The Internal Revenue Service has filed suit against former Rep. Edward A. Garmatz (D-Md.), claiming he owes federal income taxes on more than $11,000 given to him at a testimonial dinner after he decided to retire from Congress in 1972.

Most of the money was collected from influential members of the maritime industry before Garmatz, then head of the House Merchant Marine and Fisheries Committee, decided to step down.

Garmatz said he agreed in 1975, when his tax returns were being audited, to pay taxes on $3,000 in campaign contributions. But in his response to the IRS civil suit, which was filed in September, the former congressman contends that the remainder of the money he received at the dinner, $11,422, represented a gift and was therefore not taxable as income.

"I paid the income tax man (in 1975), and I thought he said everything was settled . . . They told me so," Garmatz said yesterday in a telephone interview from his office at the Maritime Institute of Technology and Graduate Studies, where he works as a consultant.

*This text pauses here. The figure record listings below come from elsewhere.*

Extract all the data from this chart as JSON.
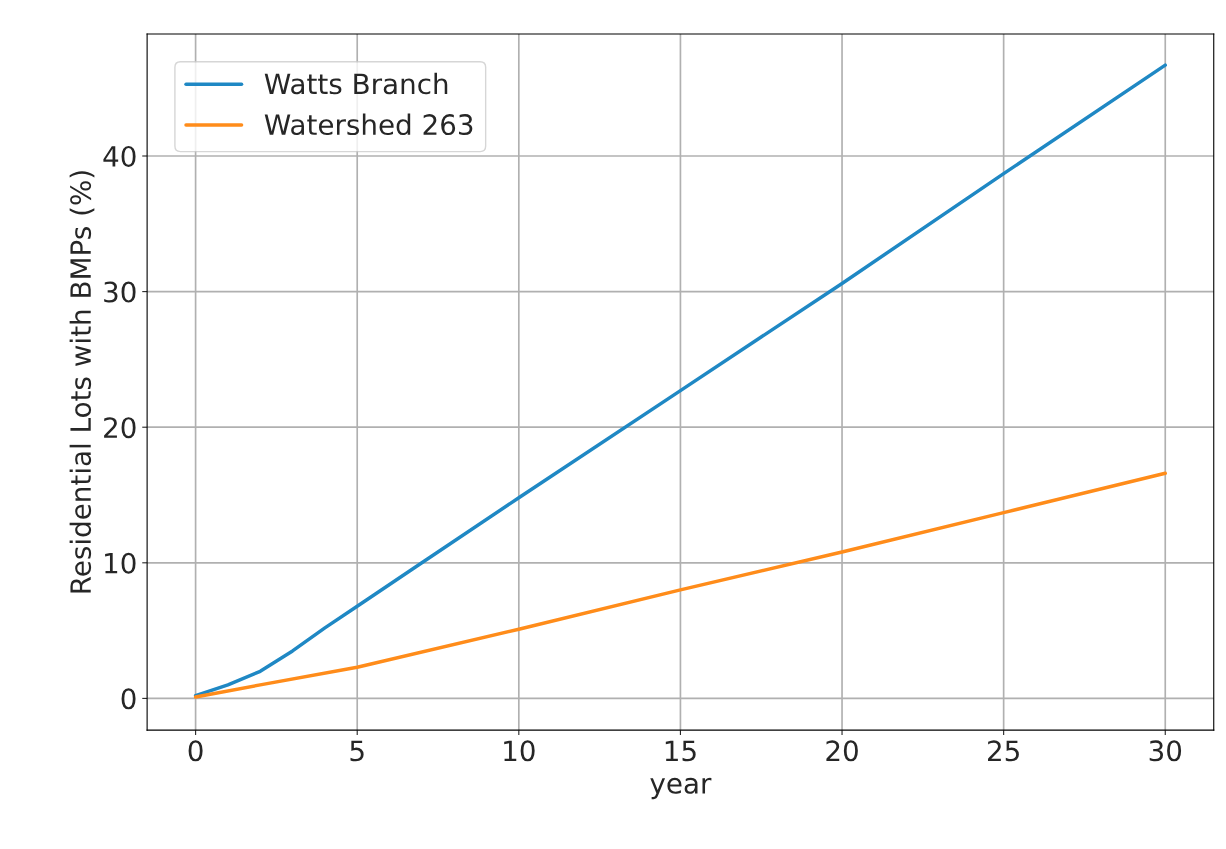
{
  "chart_data": {
    "type": "line",
    "xlabel": "year",
    "ylabel": "Residential Lots with BMPs (%)",
    "xlim": [
      -1.5,
      31.5
    ],
    "xticks": [
      0,
      5,
      10,
      15,
      20,
      25,
      30
    ],
    "ylim": [
      -2.34,
      49.0
    ],
    "yticks": [
      0,
      10,
      20,
      30,
      40
    ],
    "grid": true,
    "legend": "top left",
    "series": [
      {
        "name": "Watts Branch",
        "color": "#1f88c4",
        "x": [
          0,
          1,
          2,
          3,
          4,
          5,
          7,
          10,
          15,
          20,
          25,
          30
        ],
        "values": [
          0.2,
          1.0,
          2.0,
          3.5,
          5.2,
          6.8,
          10.0,
          14.8,
          22.7,
          30.6,
          38.7,
          46.7
        ]
      },
      {
        "name": "Watershed 263",
        "color": "#ff8c1a",
        "x": [
          0,
          2,
          5,
          10,
          15,
          20,
          25,
          30
        ],
        "values": [
          0.1,
          1.0,
          2.3,
          5.1,
          8.0,
          10.8,
          13.7,
          16.6
        ]
      }
    ]
  }
}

Garmatz refused to explain why he treated some of the funds collected at the dinner as taxable income while contending that the remainder was a nontaxable gift. He referred this and all other questions to his attorney. Arnold M. Weiner.

In his reply to the IRS suit, Weiner contended that, after Garmatz decided to retire, his campaign committee called several of the contributors and asked what should be done with the money.

As a result of these conversations, the Garmatz for Congress Reception Committee decided to hold a dinner in the congressman's honor and give him a check for any money left over after the event was paid for, Weiner's reply said.

Weinder also represented Garmatz at the time the former congressman was indicted by a federal grand jury on charges of conspiring to take $15,000 in bribes from the officers of two East Coast shipping firms. That indictment was dismissed in January 1978 at the request of Deputy U.S. Attorney Russell T. Baker after prosecutors discovered that a key witness had lied.

Baker, who is now Baltimore's U.S. attorney, said yesterday that he was unfamiliar with the recent IRS action.

Herbert Seidman, who supervises the IRS attorneys handling the case, said he was not familiar with the earlier criminal action against Garmatz.

Another familiar with both cases said they were unrelated.

Garmatz, now 76, said yesterday that the new IRS contentions came as a surprise to him when he found out about them earlier this year.

In earlier tax cases involving political figures, courts have determined that campaign contributions converted to personnal use by candidates are taxable as income, according to an attorney familiar with the laws involved in the Garmatz case.

However, people who receive gifts normally are not required to pay taxes on them.

Since the money in dispute was turned over as a gift by the officials of his onetime campaign committee, Garmatz claims he shouldn't have to pay tax on it.

In its suit, the IRS is asking Garmatz to pay an additional $5,180 in taxes.